Siamo in estate, sento giornalmente parlare della “prova costume” e sopratutto di sacrificanti diete basate sull’abbandono totale di cibo e vino.

Non voglio fare alcun commento sulle scelte personali circa scelte o decisioni alimentari,  ma da attento consumatore (forse sarebbe più corretto dire da attento bevitore) mi permetto solo di  riportare dei dati scientifici circa i valori nutrizionali del vino di qualità.
Spesso si dice che il vino fa ingrassare, verità o leggenda metropolitana?

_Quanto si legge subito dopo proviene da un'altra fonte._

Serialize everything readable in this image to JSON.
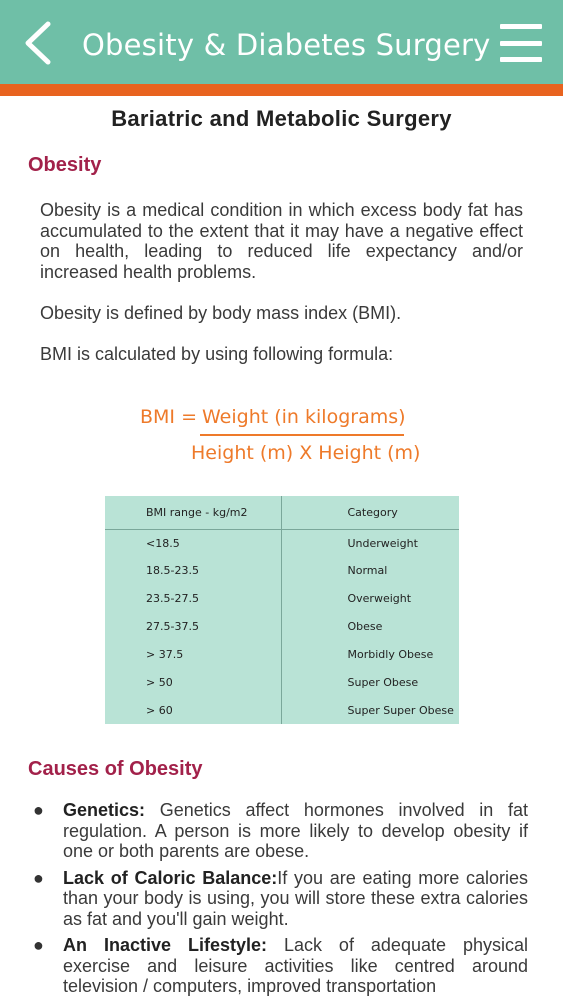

Dunque, iniziamo con la suddivisione del la componente calorica del vino in due parti,  l’alcool e gli zuccheri.

L’alcol sviluppa circa 7 calorie per grammo, e pesa 0,79 kg/litro.

Il grado alcolico è espresso il percentuale volumetrica, per cui un litro di vino con 12° di gradazione contiene 120 ml di alcol, pari a 120×0,79=94,8 grammi  (95×7=665 kcal/litro).

Il fruttosio, che rappresenta la gran parte dello zucchero nel vino, ha un apporto calorico di 4 kcal/grammo.

Un vino secco contiene 5-10g/l di fruttosio, quindi (mediamente) 30 kcal/litro; un passito con 50g/l di fruttosio svilupperà invece 350 kcal per la componente zuccherina.

Possiamo quindi dire che un bicchiere da 100 ml di vino secco ha un contributo calorico di circa 70 kcal, un vino passito di 100 kcal.

Per confronto, un bicchierino da 25 ml di superalcolico (40°) sviluppa circa 55 kcal, se di amaro alle erbe (40°, 50g/l di zuccheri) circa 60 kcal. Un litro di bevanda gassata (tipo cola) contiene fino a 120 g/l di zucchero (saccarosio, non fruttosio) per cui una lattina da 330 ml sviluppa 140 kcal, come circa 2 bicchieri di vino secco.

Sulla base di quanto  descritto, un consumo moderato di vino non credo incida sul  nostro aspetto fisico, un consumo  moderato forse aiuta il nostro fisico.

Mi raccomando, se bevi e mangi responsabilmente, il Tuo corpo saprà ringraziarTi mantenendosi sempre in forma perfetta.